Western governments will rapidly increase military spending. Traditionally neutral countries like Sweden and Finland will seek territorial guarantees. Russia will draw closer to China as its economy staggers under the weight of Western sanctions.
On the positive side, oil and gas prices should start to ease as the world adjusts to life without Russian energy. That will help relieve inflationary pressures and central banks may pause their interest rate increases. The economies of Canada, the U.S., and Europe should continue to rebound, with the help of public spending and new private sector investments.
With this in mind, take a fresh look at your portfolio. You may want to make some tweaks, such as adding exposure to defense stocks and natural resources. But the main emphasis should be on protecting capital. That means focusing on stocks that have minimal exposure to geopolitical fault lines. Here are four sectors to consider.

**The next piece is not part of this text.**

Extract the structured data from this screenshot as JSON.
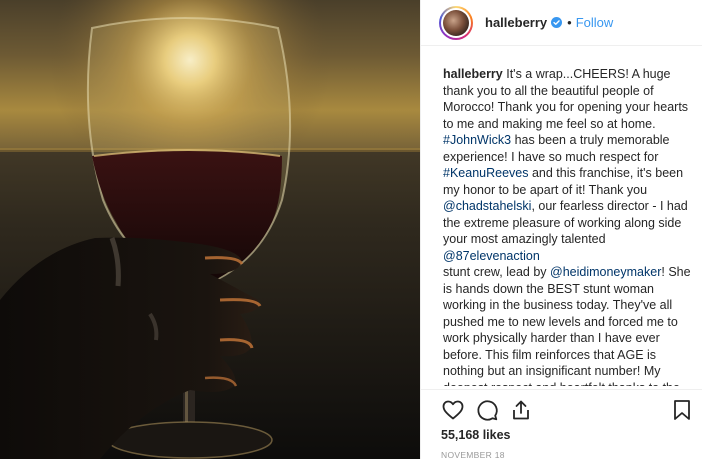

Utilities. Most of their income is regulated and guaranteed through long-term fixed rate contracts. Revenues are stable and much of their income is inflation-protected. They are not exposed to geopolitical upheavals. That’s why the S&P/TSX Capped Utilities Index is up 4.28 per cent for the month of March. Stocks I like include Fortis (TSX: FTS), Emera (TSX: EMA), and Canadian Utilities (TSX: CU).
Telecoms: The same argument can be made for telecommunications companies. Their revenue is stable and, for the most part, predictable. Their business is not threatened by foreign wars. Like utilities, these companies pay healthy dividends, which are regularly increased. The S&P/TSX Communication Services Index is ahead 4.54 per cent this month. My favourite stocks are BCE (TSX: BCE) and Telus (TSX: T).
Renewable energy: This sector was battered after being overbought in 2020 and early 2021. It’s slowly turning around now as investors realize that energy generated by domestic wind, hydro, or solar power is not exposed to geopolitics, except to the extent their cost becomes more competitive as oil and gas prices rise. The S&P/TSX Renewable Energy and Clean Technology Index is up about 2 per cent so far in March after losing about a quarter of its value in the past year. I like Brookfield Renewable Partners (TSX: BEP.UN) and Algonquin Power and Utilities (TSX: AQN).
Pipelines: Russia’s new energy link to Europe, Nordstream 2, now looks like it may be doomed to rust away under the Baltic Sea. But North American pipeline companies are an excellent defensive choice. Despite a recent pull-back, TC Energy (TSX: TRP) is up almost 17 per cent year-to-date. Enbridge (TSX: ENB) has gained about 14 per cent. Pembina Pipeline is up 21 per cent.
Short of Armageddon, all these stocks will limit downside risk and provide cash flow in these unpredictable times. Check your portfolio.